Эвелин Хэтчинс познакомила Элинор кое с кем из своих друзей. В первое посещение Хэтчинсов Элинор слишком робела, чтобы кого-нибудь заметить, но потом она почувствовала себя с ними непринужденнее, особенно когда увидела, что все они считают ее интересной и в высшей степени утонченной девушкой. Семья состояла из доктора и миссис Хэтчинс, двух дочерей и сына, учившегося на Востоке в колледже. Доктор Хэт чинс был унитарианский пастор и человек свободомыслящий и терпимый, а миссис Хэтчинс рисовала акварелью цветы, и рисунки ее, по общему мнению, были весьма талантливы. Старшая дочь Грейс окончила школу «Вассар» на Востоке, и все считали ее литературно одаренной девушкой, сын был оставлен при Гарвардском университете на кафедре греческого языка, а Эвелин была вольнослушательницей Северо-западного университета в Чикаго. Доктор Хэтчинс говорил мягким голосом, у него было широкое гладкое красноватое лицо и большие гладкие мертвенно-белые руки. На будущий год – это был отпускной год доктора Хэтчинса – они собирались съездить за границу:
Однажды вечером Эвелин повела новую подругу к миссис Шустер.
– Только вы у нас дома не говорите о миссис Шустер, – сказала она, когда они вышли из вагона надземки. – Мистер Шустер антиквар, и отец считает, что дому них богемный… Это все оттого, что Анни Шустер как-то, придя к нам, просидела весь обед с папироской… Я дома сказала, что мы идем на концерт в «Одиториум».
Элинор к этому вечеру сшила себе новое платье, совсем простенькое белое платье, чуть отделанное зеленым, собственно, не бальное платье, но такое, которое можно надеть куда угодно, и когда Анни Шустер, пухлая рыжеволосая коротышка с порывистой походкой и порывистой манерой говорить, помогала им раздеваться в передней, то сейчас же разахалась – какое прелестное платье.

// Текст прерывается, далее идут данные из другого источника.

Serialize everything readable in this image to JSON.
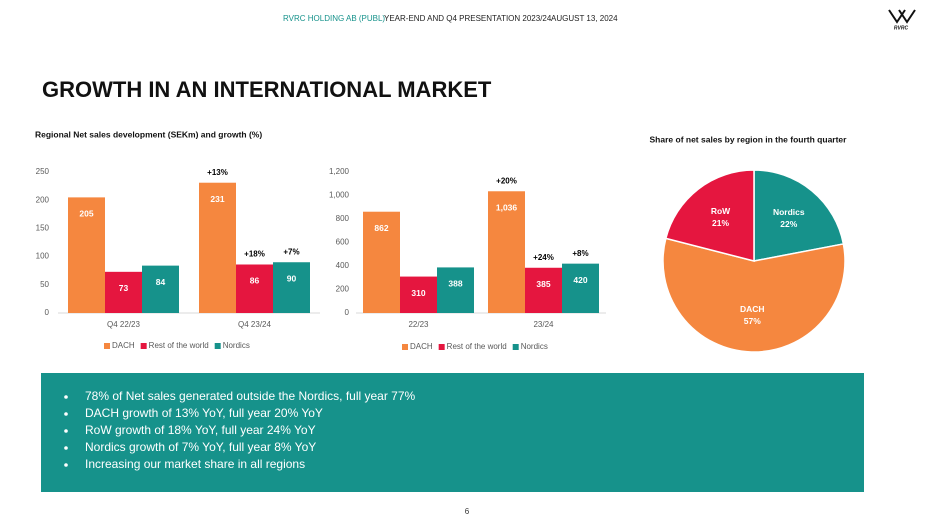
{
  "header": {
    "company": "RVRC HOLDING AB (PUBL)",
    "presentation": "YEAR-END AND Q4 PRESENTATION 2023/24",
    "date": "AUGUST 13, 2024",
    "logo": "RVRC"
  },
  "title": "GROWTH IN AN INTERNATIONAL MARKET",
  "chart_data": [
    {
      "type": "bar",
      "title": "Regional Net sales development (SEKm) and growth (%)",
      "categories": [
        "Q4 22/23",
        "Q4 23/24"
      ],
      "series": [
        {
          "name": "DACH",
          "color": "#f5873f",
          "values": [
            205,
            231
          ],
          "growth": [
            null,
            13
          ],
          "growth_labels": [
            null,
            "+13%"
          ]
        },
        {
          "name": "Rest of the world",
          "color": "#e5163f",
          "values": [
            73,
            86
          ],
          "growth": [
            null,
            18
          ],
          "growth_labels": [
            null,
            "+18%"
          ]
        },
        {
          "name": "Nordics",
          "color": "#16928b",
          "values": [
            84,
            90
          ],
          "growth": [
            null,
            7
          ],
          "growth_labels": [
            null,
            "+7%"
          ]
        }
      ],
      "ylim": [
        0,
        250
      ],
      "yticks": [
        0,
        50,
        100,
        150,
        200,
        250
      ],
      "grid": false,
      "legend": "bottom"
    },
    {
      "type": "bar",
      "categories": [
        "22/23",
        "23/24"
      ],
      "series": [
        {
          "name": "DACH",
          "color": "#f5873f",
          "values": [
            862,
            1036
          ],
          "value_labels": [
            "862",
            "1,036"
          ],
          "growth": [
            null,
            20
          ],
          "growth_labels": [
            null,
            "+20%"
          ]
        },
        {
          "name": "Rest of the world",
          "color": "#e5163f",
          "values": [
            310,
            385
          ],
          "growth": [
            null,
            24
          ],
          "growth_labels": [
            null,
            "+24%"
          ]
        },
        {
          "name": "Nordics",
          "color": "#16928b",
          "values": [
            388,
            420
          ],
          "growth": [
            null,
            8
          ],
          "growth_labels": [
            null,
            "+8%"
          ]
        }
      ],
      "ylim": [
        0,
        1200
      ],
      "yticks": [
        0,
        200,
        400,
        600,
        800,
        {
          "value": 1000,
          "label": "1,000"
        },
        {
          "value": 1200,
          "label": "1,200"
        }
      ],
      "grid": false,
      "legend": "bottom"
    },
    {
      "type": "pie",
      "title": "Share  of net sales by region in the fourth quarter",
      "categories": [
        "Nordics",
        "DACH",
        "RoW"
      ],
      "values": [
        22,
        57,
        21
      ],
      "value_labels": [
        "22%",
        "57%",
        "21%"
      ],
      "colors": [
        "#16928b",
        "#f5873f",
        "#e5163f"
      ]
    }
  ],
  "bullets": [
    "78% of Net sales generated outside the Nordics, full year 77%",
    "DACH growth of 13% YoY, full year 20% YoY",
    "RoW growth of 18% YoY, full year 24% YoY",
    "Nordics growth of 7% YoY, full year 8% YoY",
    "Increasing our market share in all regions"
  ],
  "page_number": "6"
}
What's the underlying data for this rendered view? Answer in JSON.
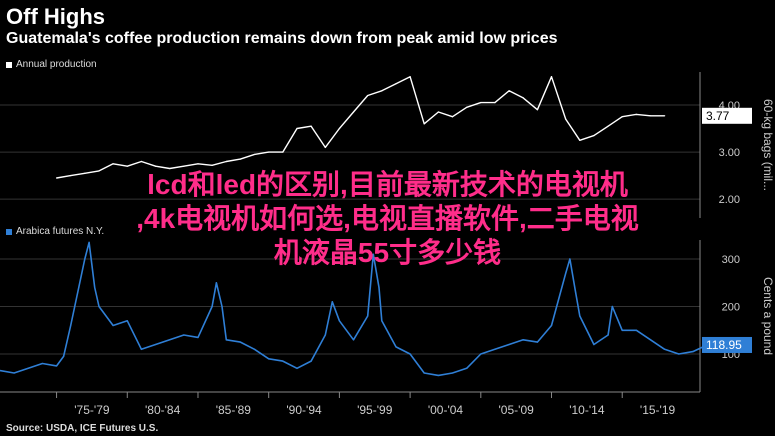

– И верно, очень милое, – подтвердила Эвелин. – Нет, в самом деле, вы сегодня очаровательны, Элинор.
– Ну, да ведь это платье, должно быть, не в Чикаго сшито… Сразу видно – парижская модель, – сказала миссис Шустер.
Элинор уклончиво улыбнулась и слегка покраснела, что ей было очень к лицу.
В двух маленьких комнатах набилась масса народу, клубился табачный дым, стоял запах кофе и чего-то вроде пунша. Мистер Шустер, седой серолицый человек, как-то устало склонял свою непомерно большую для его роста голову. Говорил он как англичанин. Вокруг него теснилась группа молодых людей; одного из них Элинор встречала, когда занималась в Институте изящных искусств. Его звали Эрик Эгстром, и он ей всегда нравился – белокурый, голубоглазый, с едва заметными светлыми усиками. Она заметила, что мистер Шустер очень высокого о нем мнения. Эвелин представила ее и всем задавала вопросы, иногда казавшиеся Элинор весьма рискованными. И мужчины и женщины курили и разговаривали о книгах, картинах и людях, о которых Элинор никогда не слышала. Она отмалчивалась и внимательно вглядывалась во все, отметив и греческие силуэты на оранжевых абажурах, и картины по стенам, весьма, на ее взгляд, странные, и два ряда желтых французских томиков на полках, и почувствовала, что здесь есть чему поучиться.
Уходить им пришлось рано, потому что Эвелин надо было зайти в «Одиториум» и узнать программу – из страха, что дома поинтересуются концертом, и Эрик с другим молодым человеком провожали их домой. Доведя до дому Эвелин, они спросили, где живет Элинор, но у нее язык не поворачивался назвать «Муди-хаус», ведь он был на такой ужасной улице, и она, пройдя до ближайшей остановки надземной железной дороги и распрощавшись с ними, быстро взбежала по ступенькам, не разрешив провожать себя дальше, хотя ей было очень страшно возвращаться так поздно совсем одной.